Victoria Kennedy is an atheistic humanist. She just hasn't steeled herself to admit this. She has succumbed to a humanistic, pragmatic philosophy, a progressist atheism in which religion, as Harvey Cox put it in his Secular City, "..is in a sense the neurosis of culture." For Cox, "secularization corresponds to maturation, for it signifies the emancipation of man first from religion and then from metaphysical control." And humanity "must cease worshiping certainties. For when certainty enters a question, authority also enters as the implacable enforcer of certainties." And authority is viewed as the enemy of free intellectual research, scientific advancement, social development and moral maturity.
Dr. Dietrich von Hildebrand, in his book The New Tower of Babel, stressed that, "The egocentric sovereignty that modern man arrogates to himself bans everything that has the character of coming from above, of imposing bonds upon us, and of calling for an adequate response. Modern man also shuns all the factors in life which are gifts, which he cannot grant to himself: they remind him of his dependence upon something greater than himself and above himself. Thus truth in its implacable sovereignty - absolute truth that judges our reason instead of being judged by it - is denied." (p. 19). And ironically, those who want to shake off the demands of absolute truth and who come to view the Christian faith and its teachings as mere "superstition," fall "into the web of the most naive, uncritical (not to say superstitious) worship of unfounded opinions," for "He who shirks episteme (knowledge) inevitably becomes a disciple of doxa (opinion). (p. 19).

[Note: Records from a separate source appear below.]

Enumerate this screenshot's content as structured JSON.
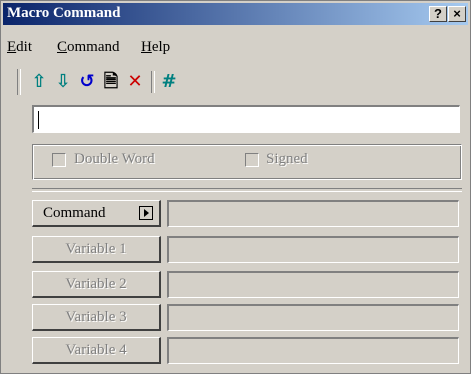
{
  "window": {
    "title": "Macro Command"
  },
  "titlebar": {
    "help_label": "?",
    "close_label": "×"
  },
  "menu": [
    {
      "label": "Edit",
      "accel": "E"
    },
    {
      "label": "Command",
      "accel": "C"
    },
    {
      "label": "Help",
      "accel": "H"
    }
  ],
  "toolbar": {
    "icons": [
      {
        "name": "move-up-icon",
        "glyph": "⇧",
        "color": "#008080"
      },
      {
        "name": "move-down-icon",
        "glyph": "⇩",
        "color": "#008080"
      },
      {
        "name": "undo-icon",
        "glyph": "↺",
        "color": "#0000cc"
      },
      {
        "name": "document-icon",
        "glyph": "🗎",
        "color": "#000000"
      },
      {
        "name": "delete-icon",
        "glyph": "✕",
        "color": "#cc0000"
      },
      {
        "name": "hash-icon",
        "glyph": "#",
        "color": "#008080"
      }
    ]
  },
  "command_input": {
    "value": ""
  },
  "options": {
    "double_word": "Double Word",
    "signed": "Signed"
  },
  "rows": [
    {
      "label": "Command",
      "enabled": true
    },
    {
      "label": "Variable 1",
      "enabled": false
    },
    {
      "label": "Variable 2",
      "enabled": false
    },
    {
      "label": "Variable 3",
      "enabled": false
    },
    {
      "label": "Variable 4",
      "enabled": false
    }
  ],
  "colors": {
    "titlebar_start": "#0a246a",
    "titlebar_end": "#a6caf0",
    "face": "#d4d0c8"
  }
}
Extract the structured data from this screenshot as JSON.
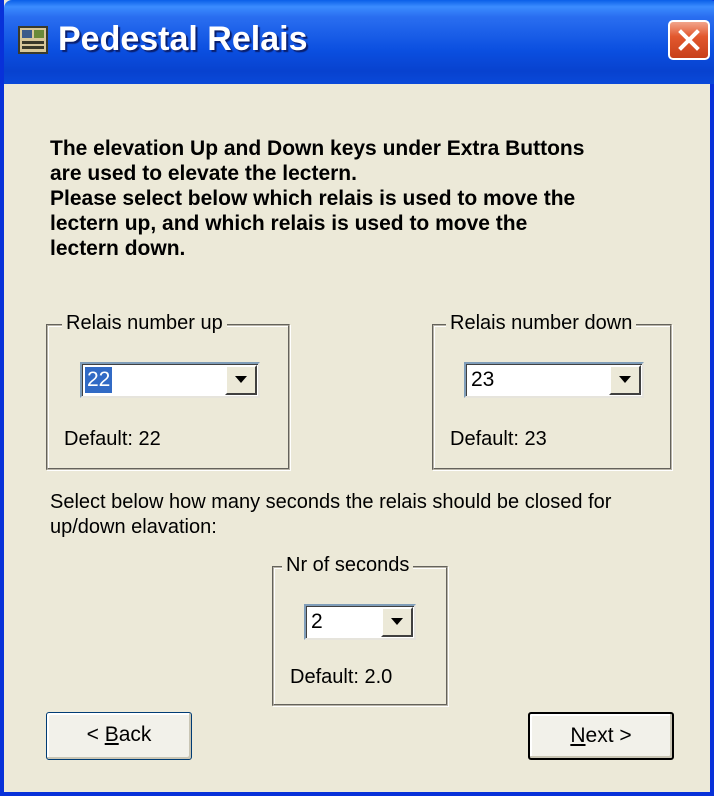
{
  "window": {
    "title": "Pedestal Relais",
    "icon": "app-icon",
    "close_icon": "close-icon"
  },
  "intro": {
    "lines": [
      "The elevation Up and Down keys under Extra Buttons",
      "are used to elevate the lectern.",
      "Please select below which relais is used to move the",
      "lectern up, and which relais is used to move the",
      "lectern down."
    ]
  },
  "relais_up": {
    "label": "Relais number up",
    "value": "22",
    "default_text": "Default: 22"
  },
  "relais_down": {
    "label": "Relais number down",
    "value": "23",
    "default_text": "Default: 23"
  },
  "seconds_prompt": {
    "line1": "Select below how many seconds the relais should be closed for",
    "line2": "up/down elavation:"
  },
  "seconds": {
    "label": "Nr of seconds",
    "value": "2",
    "default_text": "Default: 2.0"
  },
  "buttons": {
    "back_prefix": "< ",
    "back_mnemonic": "B",
    "back_rest": "ack",
    "next_mnemonic": "N",
    "next_rest": "ext >"
  },
  "colors": {
    "titlebar": "#0842CF",
    "face": "#ECE9D8",
    "selection": "#316AC5",
    "close": "#E2582E"
  }
}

Our Lord told us that if we love Him, we will keep His Commandments. And loyalty to the commands of Christ is inseparable from loyalty to the commands of the Church He founded, of which He is the Head and with which He identifies Himself. Victoria Kennedy rejects this. She rejects Our Lord's commands made known through His Church. She has opted instead to work for Margaret Sanger's idea of an earthly paradise where man is his own god.
But this road of self-will doesn't lead to paradise. It leads to an eternity in that place where self-will has been embraced to the point of final impenitence: Hell.